Abeer Mirza, University of Toronto

Manifestations of Anti-Muslim racism within Canadian Case Law

An overview of relevant case law across Canada suggests there is a dearth of studies that critically examine how Muslims are impacted by case law due to barriers to justice. Since tribunals and courts including the supreme court of Canada approach Muslim claimants as abstract, isolated individuals whose narratives are unconnected to the narratives of their larger communities, there exists a dire need for social context analysis for human rights adjudication. This presentation stems from assertions in literature on the experiences of systemic islamophobia faced by Muslim children and youth (specifically Muslim boys and young men) in educational institutions and other federal agencies such as children’s aid society, and how the law can sometimes become a vehicle for the implementation of anti-Muslim racism.

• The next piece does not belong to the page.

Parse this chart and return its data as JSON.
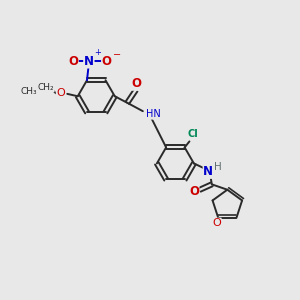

The presentation seeks to contribute to this gap through an examination of case law and legal narratives, focusing on selected cases of Muslim individuals who turned to the law for remedy, in order to direct attention towards the urgent need for research and policy initiatives regarding barriers facing Muslim communities who seek justice in Canada. This examination of case law will demonstrate the relationship between justice and law’s impartiality on whether the law treats individuals equally regardless of social markers. Embedded in a qualitative research design, this presentation will discuss findings from Canadian case law to demonstrate how the law has been a tool for the eradication or implementation of anti-Muslim racism, stressing upon the need for institutional trustworthiness scholarship into access to justice analysis within Canadian Muslim communities.